La sensación era intensa y su cuerpo se estremeció de placer. Se mordió el labio inferior mientras rezaba por culminar antes de hacerse sangre.

—Tan caliente y tan mojada por mí. Sabía que lo estarías.

—Por favor. —Estaba suplicando, el corazón le golpeaba el pecho y el ansia persistente la arañaba.

Si tan solo pudiera llegar allí, si sus pies pudieran por fin caer desde el borde del abismo hasta el éxtasis, estaría bien. Recuperaría la compostura y volvería al trabajo. Pero hasta entonces, hasta ese momento, estaba perdida. Pura y simplemente perdida en las caricias de Rome.

Sus dientes afilados tiraron de un pezón y ella gritó.
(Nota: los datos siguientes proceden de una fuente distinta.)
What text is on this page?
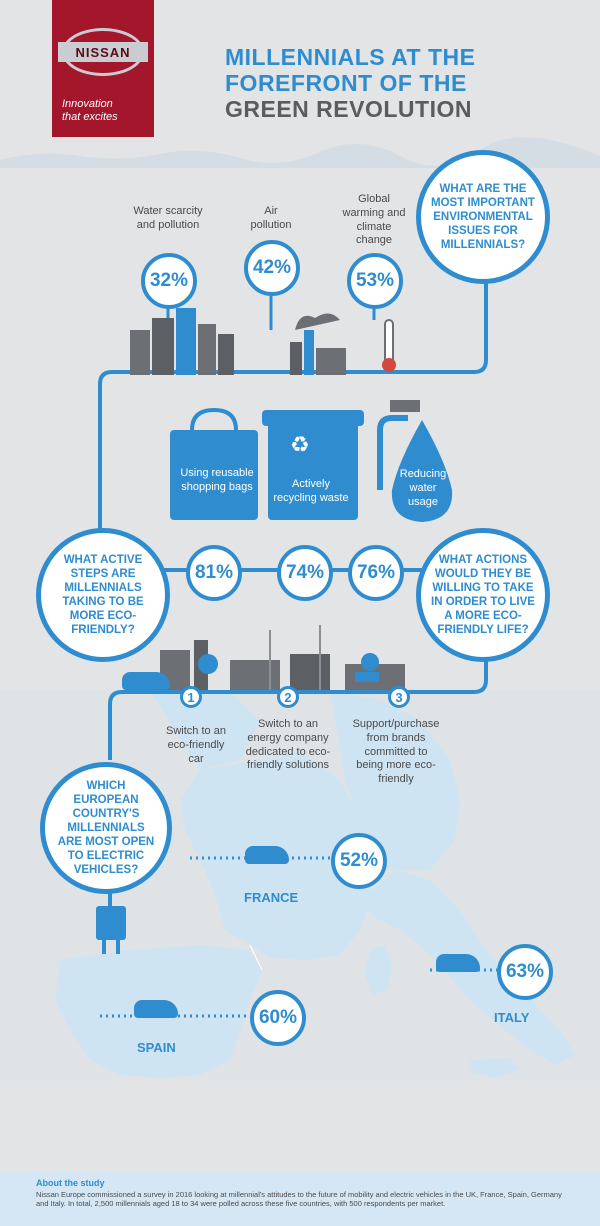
NISSAN
Innovation
that excites
MILLENNIALS AT THE
FOREFRONT OF THE
GREEN REVOLUTION
Water scarcity and pollution
Air pollution
Global warming and climate change
32%
42%
53%
WHAT ARE THE MOST IMPORTANT ENVIRONMENTAL ISSUES FOR MILLENNIALS?
♻
Using reusable shopping bags	Actively recycling waste
Reducing water usage
81%	74% 76%
WHAT ACTIVE STEPS ARE MILLENNIALS TAKING TO BE MORE ECO-FRIENDLY?
WHAT ACTIONS WOULD THEY BE WILLING TO TAKE IN ORDER TO LIVE A MORE ECO-FRIENDLY LIFE?
1	2	3
Switch to an eco-friendly car
Switch to an energy company dedicated to eco-friendly solutions
Support/purchase from brands committed to being more eco-friendly
WHICH EUROPEAN COUNTRY'S MILLENNIALS ARE MOST OPEN TO ELECTRIC VEHICLES?	52%
63%
60%
FRANCE
ITALY
SPAIN
About the study
Nissan Europe commissioned a survey in 2016 looking at millennial's attitudes to the future of mobility and electric vehicles in the UK, France, Spain, Germany and Italy. In total, 2,500 millennials aged 18 to 34 were polled across these five countries, with 500 respondents per market.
La estaba volviendo loca de deseo, el calor la envolvía como si hubiese estado andando por el infierno y por desgracia hubiese sobrevivido.

Con estocadas persistentes exprimía sus senos. Ella cabalgaba en su mano, le encantaba sentir cómo la satisfacía. Y entonces estaba allí. Una ingravidez absoluta la rodeaba, ráfagas de luz la llenaron en su caída libre.

Durante unos segundos eternos le pareció flotar con la cabeza recostada en su hombro mientras luchaba por recuperar el aliento.

Lo siguiente que notó fueron sus manos en la cintura, acariciando la tela del vestido a la altura de los muslos.

—Estás en casa —susurró él, y le dio un beso en la sien.

Ella asintió con la cabeza para confirmar que lo había oído. Había dicho que estaba en casa. El vehículo había dejado de moverse y oyó cómo se abría la puerta en la distancia; entonces sintió una brisa tibia.

Estaba en casa.

Pero de repente el mero hecho de estar en casa le parecía muy diferente.